Parallel/Async Web Scraping using Guzzle
Web scraping is both useful and cool: it allows you programatically acquire content from pretty much any public web page. Whether you're building a content aggregator, a comparison platform, a specialized search engine or anything else that requires access to a large volume of public data, web scraping is a great way to get the data you need.
Sequential Scraping
The problem is that the naive approach - sequential scraping - is slow. You request a page, wait for the reply and then move on to the next page. If we assume that on average this takes 1 second per page, this means that we can scrape 3600 pages per hour or 86400 pages per day. While 86k/day may not seem bad, it's also not very good since for most subject areas, it will be easy to find orders of magnitude more pages than our anemic 86k/day limit.
However, this is no reason to despair, because (of course) there are ways around this: you could run multiple instances of your scraper or scale even more instances across multiple machines, but this complicates things quite a bit. There is however an easier way: async scraping.
Async/Parallel Scraping
When using async scraping, you issue multiple page fetch requests at the same time and then process the returned data as it arrives. Since most the time spent during scraping is spent waiting for the response from the remote server, it makes perfect sense to issue multiple requests simultaneously and then process the results as they become available. This works really well, the only difference to sequential scraping is that the result data will not be returned in the same order in which the scrape requests were issued. As such, you have to use the $index variable in the code below to store each scrape response into it's appropriate offset on the $result array (this also holds true for failures/errors which are processed in the rejected handler using the same technique).

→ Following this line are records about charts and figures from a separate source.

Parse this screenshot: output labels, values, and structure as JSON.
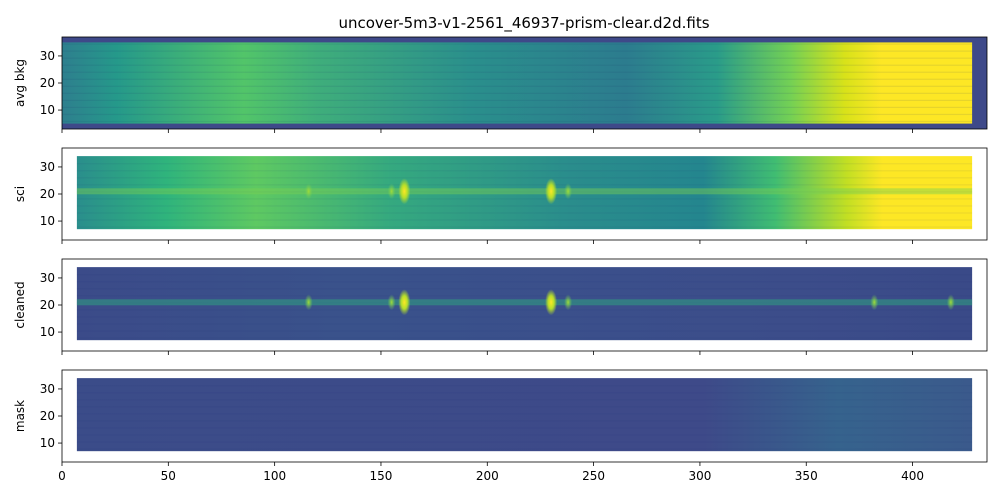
{
  "chart_data": {
    "type": "heatmap",
    "title": "uncover-5m3-v1-2561_46937-prism-clear.d2d.fits",
    "xlim": [
      0,
      435
    ],
    "x_ticks": [
      0,
      50,
      100,
      150,
      200,
      250,
      300,
      350,
      400
    ],
    "xlabel": "",
    "colormap": "viridis",
    "panels": [
      {
        "name": "avg-bkg-panel",
        "ylabel": "avg bkg",
        "ylim": [
          3,
          37
        ],
        "y_ticks": [
          10,
          20,
          30
        ],
        "data_extent": {
          "x": [
            0,
            428
          ],
          "y": [
            5,
            35
          ]
        },
        "features": [
          "background rises toward long wavelengths; saturated (yellow) beyond x≈370"
        ]
      },
      {
        "name": "sci-panel",
        "ylabel": "sci",
        "ylim": [
          3,
          37
        ],
        "y_ticks": [
          10,
          20,
          30
        ],
        "data_extent": {
          "x": [
            7,
            428
          ],
          "y": [
            7,
            34
          ]
        },
        "trace_y": 21,
        "emission_lines_x": [
          116,
          155,
          161,
          230,
          238
        ],
        "features": [
          "bright background toward long wavelengths"
        ]
      },
      {
        "name": "cleaned-panel",
        "ylabel": "cleaned",
        "ylim": [
          3,
          37
        ],
        "y_ticks": [
          10,
          20,
          30
        ],
        "data_extent": {
          "x": [
            7,
            428
          ],
          "y": [
            7,
            34
          ]
        },
        "trace_y": 21,
        "emission_lines_x": [
          116,
          155,
          161,
          230,
          238,
          382,
          418
        ]
      },
      {
        "name": "mask-panel",
        "ylabel": "mask",
        "ylim": [
          3,
          37
        ],
        "y_ticks": [
          10,
          20,
          30
        ],
        "data_extent": {
          "x": [
            7,
            428
          ],
          "y": [
            7,
            34
          ]
        }
      }
    ]
  }
}
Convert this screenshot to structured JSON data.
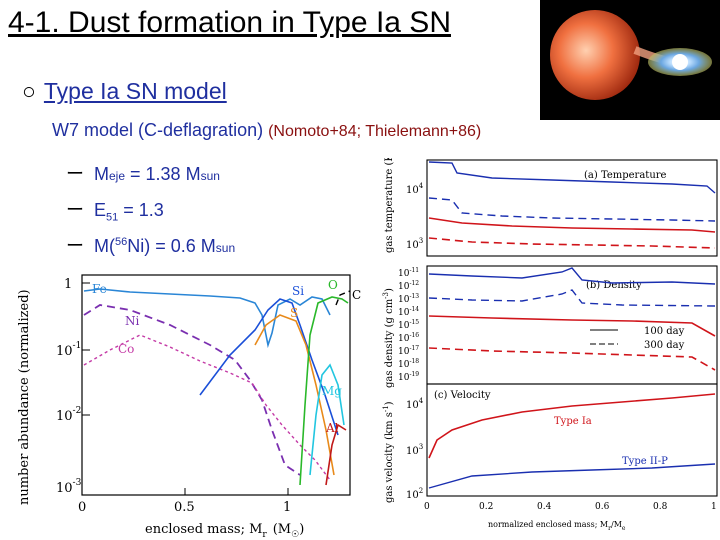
{
  "slide": {
    "title": "4-1. Dust formation in Type Ia SN",
    "bullet_marker": "○",
    "bullet_text": "Type Ia SN model",
    "w7_text": "W7 model (C-deflagration)",
    "w7_ref": "(Nomoto+84; Thielemann+86)",
    "dash": "ー",
    "items": [
      {
        "pre": "M",
        "sub": "eje",
        "mid": " = 1.38 M",
        "sub2": "sun"
      },
      {
        "pre": "E",
        "sub": "51",
        "mid": " = 1.3",
        "sub2": ""
      },
      {
        "pre": "M(",
        "sup": "56",
        "mid": "Ni) = 0.6 M",
        "sub2": "sun"
      }
    ]
  },
  "left_plot": {
    "ylabel": "number abundance (normalized)",
    "xlabel": "enclosed mass; M",
    "xlabel_sub": "r",
    "xlabel_unit": "(M",
    "xlabel_unit_end": ")",
    "xticks": [
      "0",
      "0.5",
      "1"
    ],
    "yticks": [
      "1",
      "10",
      "10",
      "10"
    ],
    "ytick_exps": [
      "",
      "-1",
      "-2",
      "-3"
    ],
    "species": [
      "Fe",
      "Ni",
      "Co",
      "Si",
      "S",
      "O",
      "C",
      "Mg",
      "Al"
    ]
  },
  "right_plot": {
    "panel_a": {
      "label": "(a) Temperature",
      "ylabel": "gas temperature (K)",
      "yticks": [
        "10",
        "10"
      ],
      "exps": [
        "4",
        "3"
      ]
    },
    "panel_b": {
      "label": "(b) Density",
      "ylabel": "gas density (g cm",
      "ylabel_exp": "-3",
      "ylabel_end": ")",
      "yticks": [
        "10",
        "10",
        "10",
        "10",
        "10",
        "10",
        "10",
        "10",
        "10"
      ],
      "exps": [
        "-11",
        "-12",
        "-13",
        "-14",
        "-15",
        "-16",
        "-17",
        "-18",
        "-19"
      ],
      "legend": [
        "100 day",
        "300 day"
      ]
    },
    "panel_c": {
      "label": "(c) Velocity",
      "ylabel": "gas velocity (km s",
      "ylabel_exp": "-1",
      "ylabel_end": ")",
      "yticks": [
        "10",
        "10",
        "10"
      ],
      "exps": [
        "4",
        "3",
        "2"
      ],
      "series": [
        "Type Ia",
        "Type II-P"
      ]
    },
    "xticks": [
      "0",
      "0.2",
      "0.4",
      "0.6",
      "0.8",
      "1"
    ],
    "xlabel": "normalized enclosed mass; M",
    "xlabel_sub": "r",
    "xlabel_mid": "/M",
    "xlabel_sub2": "e"
  },
  "colors": {
    "blue_text": "#1f2f9f",
    "ref_red": "#8a1010",
    "curve_red": "#d0141a",
    "curve_blue": "#1a2fb0"
  }
}
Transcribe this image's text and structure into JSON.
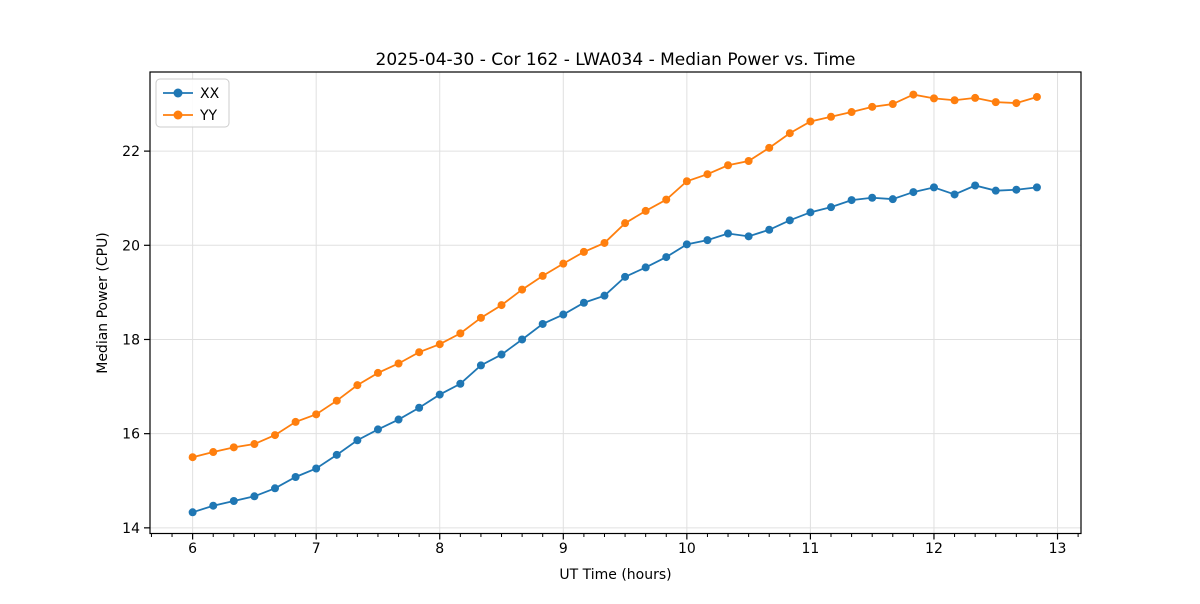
{
  "chart_data": {
    "type": "line",
    "title": "2025-04-30 - Cor 162 - LWA034 - Median Power vs. Time",
    "xlabel": "UT Time (hours)",
    "ylabel": "Median Power (CPU)",
    "xlim": [
      5.655,
      13.19
    ],
    "ylim": [
      13.88,
      23.68
    ],
    "x_major_ticks": [
      6,
      7,
      8,
      9,
      10,
      11,
      12,
      13
    ],
    "x_minor_tick_interval": 0.16667,
    "y_major_ticks": [
      14,
      16,
      18,
      20,
      22
    ],
    "grid": "major-both",
    "legend_position": "upper-left",
    "marker": "circle",
    "x": [
      6,
      6.1667,
      6.3333,
      6.5,
      6.6667,
      6.8333,
      7,
      7.1667,
      7.3333,
      7.5,
      7.6667,
      7.8333,
      8,
      8.1667,
      8.3333,
      8.5,
      8.6667,
      8.8333,
      9,
      9.1667,
      9.3333,
      9.5,
      9.6667,
      9.8333,
      10,
      10.1667,
      10.3333,
      10.5,
      10.6667,
      10.8333,
      11,
      11.1667,
      11.3333,
      11.5,
      11.6667,
      11.8333,
      12,
      12.1667,
      12.3333,
      12.5,
      12.6667,
      12.8333
    ],
    "series": [
      {
        "name": "XX",
        "color": "#1f77b4",
        "values": [
          14.33,
          14.47,
          14.57,
          14.67,
          14.84,
          15.08,
          15.26,
          15.55,
          15.86,
          16.09,
          16.3,
          16.55,
          16.83,
          17.06,
          17.45,
          17.68,
          18.0,
          18.33,
          18.53,
          18.78,
          18.93,
          19.33,
          19.53,
          19.75,
          20.02,
          20.11,
          20.25,
          20.19,
          20.33,
          20.53,
          20.7,
          20.81,
          20.96,
          21.01,
          20.98,
          21.13,
          21.23,
          21.08,
          21.27,
          21.16,
          21.18,
          21.23
        ]
      },
      {
        "name": "YY",
        "color": "#ff7f0e",
        "values": [
          15.5,
          15.61,
          15.71,
          15.78,
          15.97,
          16.25,
          16.41,
          16.7,
          17.03,
          17.29,
          17.49,
          17.73,
          17.9,
          18.13,
          18.46,
          18.73,
          19.06,
          19.35,
          19.61,
          19.86,
          20.05,
          20.47,
          20.73,
          20.97,
          21.36,
          21.51,
          21.7,
          21.79,
          22.07,
          22.38,
          22.63,
          22.73,
          22.83,
          22.94,
          23.0,
          23.2,
          23.12,
          23.08,
          23.13,
          23.04,
          23.02,
          23.15
        ]
      }
    ]
  },
  "style": {
    "grid_color": "#e0e0e0",
    "spine_color": "#000000",
    "background": "#ffffff",
    "legend_border": "#cccccc"
  }
}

If you've done a reasonable amount of Javascript development, you're in luck, because this means that you're already familiar with the concept of async processing and promises and the code below will look relatively familiar. If you've only done PHP and you've never seen this type of code before, your first reaction might be to think that it looks rather confusing. However, don't worry: once you understand the basic flow, it's actually quite easy to apply this to your scraping code. A basic example of this technique using Guzzle is shown below (we use Guzzle (rather than cURL) because Guzzle has nice support for promises out of the box).
<?php
use App\Models\ExecLog;
use GuzzleHttp\Client as GuzzleClient;
use GuzzleHttp\Exception\RequestException;
use GuzzleHttp\Promise\EachPromise;
use GuzzleHttp\Promise;
use Psr\Http\Message\ResponseInterface;
use Symfony\Component\DomCrawler\Crawler;
public static function fetchPagesAsync (array $urls, int $maxConcurrency=10, bool $debug) : array
{
$result = [];
$client = new GuzzleClient();
$promises = (function () use ($urls, $client) {
foreach ($urls as $url) {
yield $client->getAsync($url);
}
})();
(new EachPromise($promises, [
'concurrency' => $maxConcurrency,
'fulfilled' => function (ResponseInterface $response, int $index) use (&$result, $urls, $debug) {
$result[$index] = $response->getBody();
$_url = $urls[$index];
if ($debug) {
$_url = $urls[$index];
print "ASYNC Fetch SUCCESS: $index: $_url\n";
}
},
'rejected' => function (RequestException $ex, int $index) use (&$result, $urls, $debug) {
$result[$index] = null;
if ($debug) {
$_url = $urls[$index];
print "ASYNC Fetch FAILURE: for $_url: " . $ex->getMessage() . ' ' . $ex->getCode() . "\n";
}
}
]))->promise()->wait();
return $result;
}
On a previous job at an employer that shall not be named, using this technique we were able to scrape 700K pages every day in a few hours using a single machine without running into any resource limits or performance issues. So if you have a non-trivial scraping volume to process, the technique described here can be extremely useful as it will allow you to process much more data using a simple/single setup rather than having you turn to running multiple instances or even multiple machines. There is of course a limit to how far this approach will scale, but you might be pleasantly surprised by how far it can take you.